1Director, Stravitz-Sanyal Institute of Liver Disease and Metabolic Health, VCU School of Medicine and Chair, Division of Gastroenterology, Hepatology and Nutrition in the Department of Internal Medicine at VCU School of Medicine, Richmond, VA, USA.
2Echosens, Paris, France.
3Inova Fairfax Medical Campus, Falls Church, VA, USA.
4Radcliffe Department of Medicine, University of Oxford, Oxford, UK.
5National Institute for Health Research, Birmingham Biomedical Research Centre at University Hospitals Birmingham NHS Foundation Trust, Birmingham, UK & Centre for Liver & Gastrointestinal Research, Institute of Immunology and Immunotherapy, University of Birmingham, Birmingham, UK.
6Gastroenterology and Hepatology Unit, Department of Medicine, Faculty of Medicine, University of Malaya, Kuala Lumpur, Malaysia.
7Department of Gastroenterology, School of Medicine, Recep Tayyip Erdogan University, Rize, Turkey; Liver Research Unit, Institute of Gastroenterology, Marmara University, Istanbul, Turkey.
8Hepatology and Gastroenterology Department, Haut-Lévêque University Hospital, Pessac, France.
9Hepato-gastroenterology & Digestive Oncology Department, Grenoble-Alpes University Hospital, Grenoble, France.
10NAFLD Research Center, Department of Hepatology, The First Affiliated Hospital of Wenzhou Medical University, China; Key Laboratory of Diagnosis and Treatment for the Development of Chronic Liver Disease in Zhejiang Province, Wenzhou, China.
11Department of Medicine and Therapeutics, The Chinese University of Hong Kong, Hong Kong, China.
12Toronto Liver Centre, Toronto, ON, Canada.
13Gilead Sciences, Inc., Foster City, CA, USA; The Liver Company, Palo Alto, CA, USA.
14HIFIH Laboratory, UPRES EA3859, SFR 4208, Angers University, Angers, France.
15Echosens, Paris, France. Electronic address: firstname.lastname@example.org.
16HIFIH Laboratory, UPRES EA3859, SFR 4208, Angers University, Angers, France; Hepato-Gastroenterology Department, Angers University Hospital, Angers, France.
Background & aims: Currently available non-invasive tests, including fibrosis-4 index (FIB-4) and liver stiffness measurement (LSM by VCTE), are highly effective at excluding advanced fibrosis (AF) (F ≥3) or cirrhosis in people with non-alcoholic fatty liver disease (NAFLD), but only have moderate ability to rule-in these conditions. Our objective was to develop and validate two new scores (Agile 4 and Agile 3+) to identify cirrhosis or AF, respectively, with optimized positive predictive value and fewer indeterminate results, in individuals with NAFLD attending liver clinics.
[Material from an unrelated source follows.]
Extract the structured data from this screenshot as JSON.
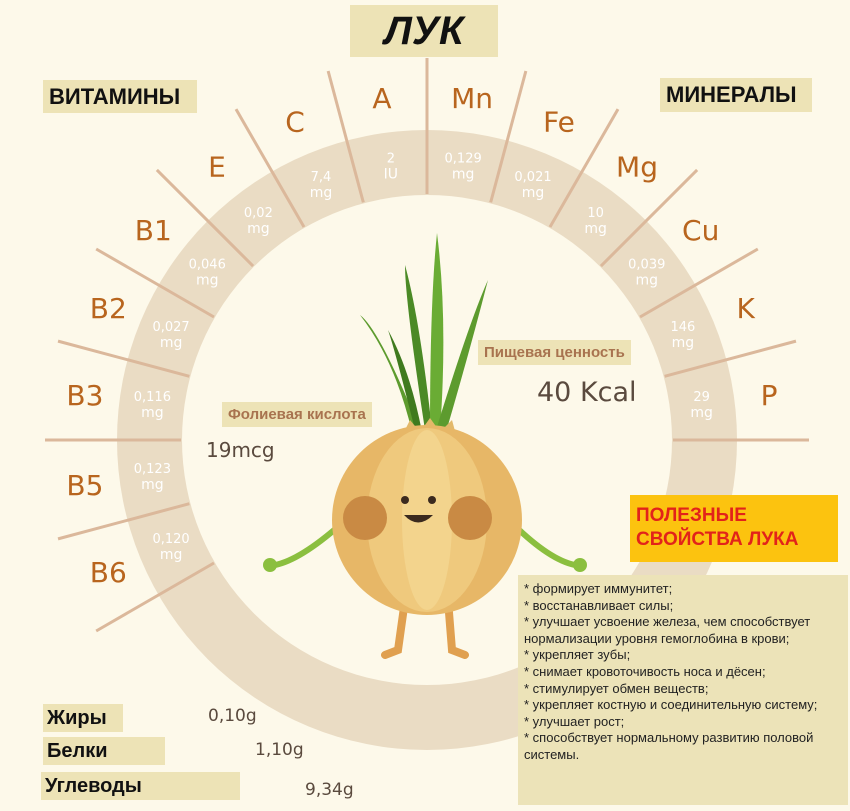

Methods: This international study included seven adult cohorts with suspected NAFLD who underwent liver biopsy, LSM and blood sampling during routine clinical practice or screening for trials. The population was randomly divided into a training set and an internal validation set, on which the best-fitting logistic regression model was built, and performance and goodness of fit were assessed, respectively. Furthermore, both scores were externally validated on two large cohorts. Cut-offs for high sensitivity and specificity were derived in the training set to rule-out and rule-in cirrhosis or AF and then tested in the validation set and compared to FIB-4 and LSM.
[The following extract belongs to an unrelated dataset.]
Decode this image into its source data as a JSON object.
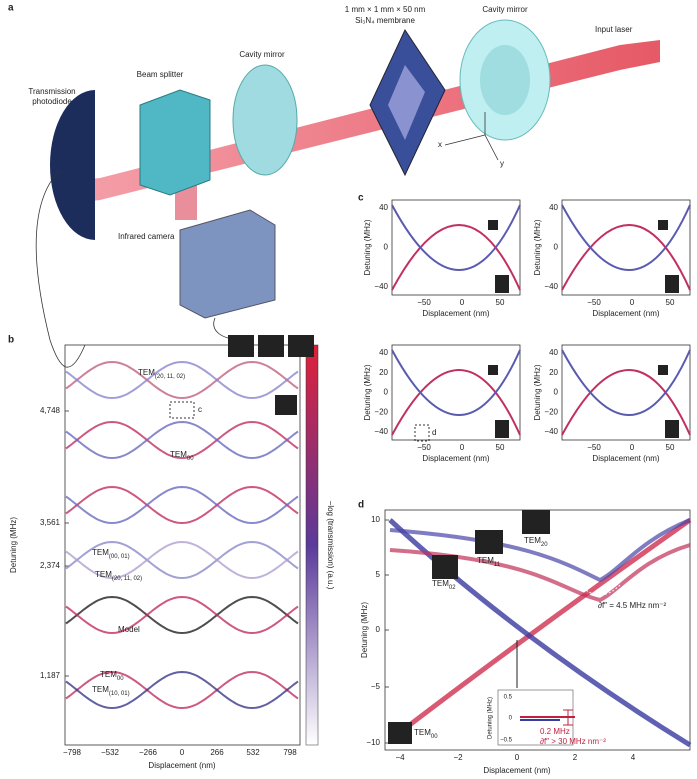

Results: Each score combined LSM, AST/ALT ratio, platelets, sex and diabetes status, as well as age for Agile 3+. Calibration plots for Agile 4 and Agile 3+ indicated satisfactory to excellent goodness of fit. Agile 4 and Agile 3+ outperformed FIB-4 and LSM in terms of AUROC, percentage of patients with indeterminate results and positive predictive value to rule-in cirrhosis or AF.
Conclusions: The two novel non-invasive scores improve identification of cirrhosis or AF among individuals with NAFLD attending liver clinics and reduce the need for liver biopsy in this population.
Impact and implications: Non-invasive tests currently used to identify patients with advanced fibrosis or cirrhosis, such as fibrosis-4 index and liver stiffness measurement by vibration-controlled transient elastography, have high negative predictive values but high false positive rates, while results are indeterminate for a large number of cases. This study provides scores that will help the clinician diagnose advanced fibrosis or cirrhosis. These new easy-to-implement scores will help liver specialists to better identify (1) patients who need more intensive follow-up, (2) patients who should be referred for inclusion in therapeutic trials, and (3) which patients should be treated with pharmacological agents when effective therapies are approved.